My other English teacher at that school, Mr. Kovack, was very hard when he corrected my papers and I thought he had to be pretending, making things hard when nobody gave a damn, when outside on Livernois brakes were always squealing and the air stank and the Negroes were standing out on the street corners all day long, thinking what to do, making plans. Fires and shootings. Burn Detroit down. But he handed my papers back marked D and F, and in red ink he explained all my mistakes. You gave me F, for the only paper I handed in, but you didn’t bother explaining what was wrong. Lack of coherence and development, you wrote at the bottom of the paper. You wrote in blue ink, Mr.

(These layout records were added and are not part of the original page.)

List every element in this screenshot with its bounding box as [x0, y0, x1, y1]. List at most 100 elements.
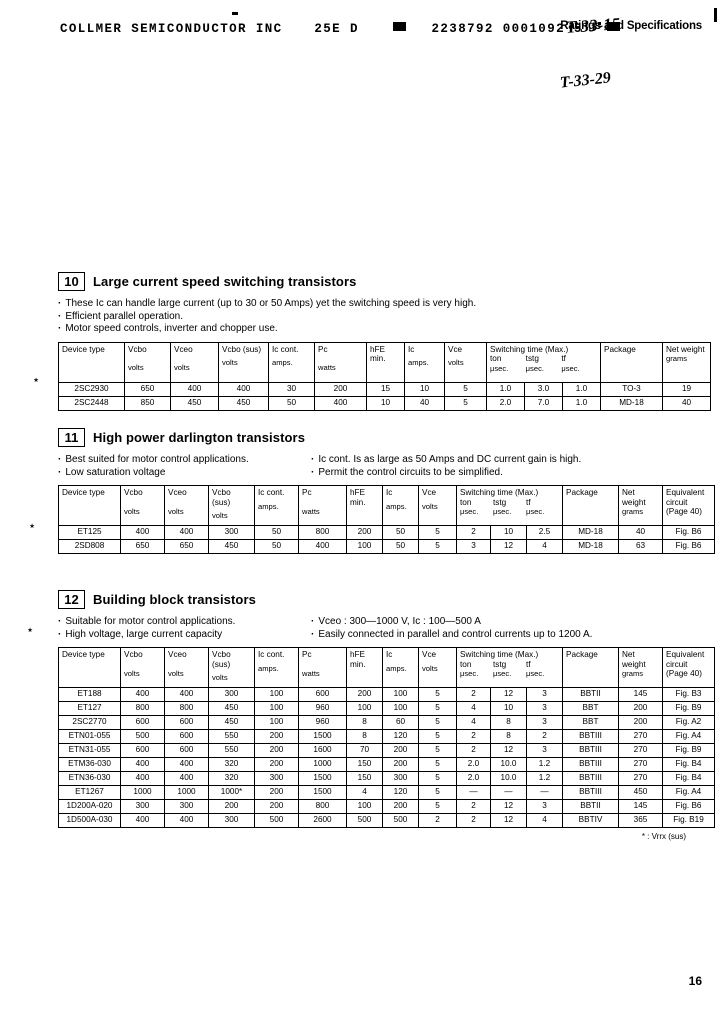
section-11-table-body: ET125 400 400 300 50 800 200 50 5 2 10 2…: [58, 525, 715, 555]
cell-vcbo-sus: 320: [208, 757, 255, 773]
cell-package: BBTIV: [562, 813, 619, 829]
bullet-item: Suitable for motor control applications.: [58, 616, 311, 629]
cell-ic-cont: 50: [254, 525, 299, 541]
section-12-title: Building block transistors: [93, 592, 256, 607]
cell-equiv: Fig. B6: [662, 539, 715, 555]
col-net-weight: Net weight grams: [662, 342, 711, 383]
section-11-number: 11: [58, 428, 85, 447]
col-net-weight: Net weight grams: [618, 647, 663, 689]
cell-vce: 5: [418, 757, 457, 773]
cell-vce: 5: [418, 729, 457, 745]
cell-vcbo-sus: 550: [208, 729, 255, 745]
cell-tf: 3: [526, 715, 563, 731]
cell-ic-cont: 200: [254, 799, 299, 815]
section-12-number: 12: [58, 590, 85, 609]
cell-device: ET127: [58, 701, 121, 717]
cell-package: BBTII: [562, 799, 619, 815]
cell-tstg: 12: [490, 743, 527, 759]
section-11-table: Device type Vcbo volts Vceo volts Vcbo (…: [58, 485, 715, 555]
section-11-heading: 11 High power darlington transistors: [58, 428, 690, 447]
cell-vceo: 450: [170, 396, 219, 411]
cell-vcbo: 650: [124, 382, 171, 397]
col-pc: Pc watts: [314, 342, 367, 383]
cell-vcbo: 800: [120, 701, 165, 717]
cell-vce: 5: [418, 701, 457, 717]
cell-hfe-min: 70: [346, 743, 383, 759]
cell-ic-cont: 100: [254, 687, 299, 703]
col-ton: ton μsec.: [460, 497, 479, 516]
cell-vceo: 300: [164, 799, 209, 815]
col-device-type: Device type: [58, 342, 125, 383]
cell-vcbo-sus: 550: [208, 743, 255, 759]
cell-weight: 200: [618, 701, 663, 717]
cell-device: 2SC2770: [58, 715, 121, 731]
section-11-title: High power darlington transistors: [93, 430, 306, 445]
cell-vcbo: 850: [124, 396, 171, 411]
cell-hfe-min: 4: [346, 785, 383, 801]
col-switching-time: Switching time (Max.) ton μsec. tstg μsec.…: [456, 647, 563, 689]
cell-vceo: 400: [170, 382, 219, 397]
cell-vceo: 600: [164, 715, 209, 731]
bullet-item: Ic cont. Is as large as 50 Amps and DC c…: [311, 454, 581, 467]
table-row: ETM36-030 400 400 320 200 1000 150 200 5 2.0 10.0 1…: [58, 757, 715, 773]
cell-ic: 100: [382, 701, 419, 717]
col-ic-cont: Ic cont. amps.: [254, 485, 299, 527]
cell-ton: —: [456, 785, 491, 801]
cell-ic: 200: [382, 743, 419, 759]
cell-vce: 5: [418, 525, 457, 541]
cell-pc: 1000: [298, 757, 347, 773]
cell-ton: 4: [456, 701, 491, 717]
cell-device: ET188: [58, 687, 121, 703]
cell-weight: 145: [618, 799, 663, 815]
cell-tf: 3: [526, 701, 563, 717]
col-ton: ton μsec.: [490, 354, 509, 373]
table-row: 2SC2770 600 600 450 100 960 8 60 5 4 8 3 BBT 200 Fig. …: [58, 715, 715, 731]
cell-hfe-min: 500: [346, 813, 383, 829]
cell-ic: 50: [382, 525, 419, 541]
cell-weight: 145: [618, 687, 663, 703]
cell-vceo: 600: [164, 743, 209, 759]
cell-ton: 2: [456, 813, 491, 829]
cell-equiv: Fig. B4: [662, 757, 715, 773]
col-tstg: tstg μsec.: [493, 659, 512, 678]
cell-device: ETN36-030: [58, 771, 121, 787]
cell-device: 2SC2930: [58, 382, 125, 397]
cell-weight: 63: [618, 539, 663, 555]
cell-pc: 1500: [298, 771, 347, 787]
cell-ton: 2: [456, 743, 491, 759]
col-tf: tf μsec.: [561, 354, 580, 373]
section-12-heading: 12 Building block transistors: [58, 590, 690, 609]
cell-package: BBT: [562, 715, 619, 731]
cell-vcbo-sus: 200: [208, 799, 255, 815]
section-10-number: 10: [58, 272, 85, 291]
cell-equiv: Fig. A4: [662, 785, 715, 801]
cell-vcbo: 1000: [120, 785, 165, 801]
cell-pc: 400: [298, 539, 347, 555]
cell-weight: 450: [618, 785, 663, 801]
cell-package: BBTIII: [562, 757, 619, 773]
cell-ic: 120: [382, 785, 419, 801]
cell-equiv: Fig. B9: [662, 701, 715, 717]
section-12-table: Device type Vcbo volts Vceo volts Vcbo (…: [58, 647, 715, 829]
cell-tf: 4: [526, 539, 563, 555]
cell-tstg: 8: [490, 715, 527, 731]
col-switching-time: Switching time (Max.) ton μsec. tstg μsec.…: [486, 342, 601, 383]
cell-tf: 1.0: [562, 382, 601, 397]
col-equivalent-circuit: Equivalent circuit (Page 40): [662, 647, 715, 689]
cell-vceo: 400: [164, 771, 209, 787]
cell-pc: 1500: [298, 729, 347, 745]
col-pc: Pc watts: [298, 647, 347, 689]
bullet-item: Motor speed controls, inverter and chopp…: [58, 323, 690, 336]
cell-vceo: 400: [164, 813, 209, 829]
cell-ton: 2: [456, 729, 491, 745]
cell-ton: 2: [456, 799, 491, 815]
cell-vce: 5: [444, 396, 487, 411]
margin-mark: ⋆: [26, 622, 35, 637]
cell-tstg: —: [490, 785, 527, 801]
bullet-item: Best suited for motor control applicatio…: [58, 454, 311, 467]
cell-weight: 270: [618, 757, 663, 773]
cell-vcbo: 300: [120, 799, 165, 815]
col-vceo: Vceo volts: [170, 342, 219, 383]
cell-device: ETN01-055: [58, 729, 121, 745]
col-vcbo-sus: Vcbo (sus) volts: [218, 342, 269, 383]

Kovack in red. Your handwriting was, it still is probably, large and dreamy with circular letters and long crossed t’s slanting straight up and down and very clear, but what did you say? I couldn’t understand your meaning. You knew what you meant but I didn’t. You are not a woman who would lie paralyzed for thirteen months because a man tried to kill you, you are not a woman who would give herself to men for money or for anything, not even love, you don’t spend your nights like this in a library writing a letter to a stranger.
I don’t ask to turn into you but to see myself like this: living in a house out of the city, a ranch house or a colonial house, with a fence around the back, a woman working in the kitchen, wearing slacks maybe, a baby in his crib in the baby’s room, thin white gauzy curtains, a bedroom for my husband and me, a window in the living-room looking out onto the lawn and the street and the house across the street. Every cell in my body aches for this! My eyes ache for it, the balls of my eyes in their sockets, hungry and aching for this, my God how I want that house and that man, whoever he is.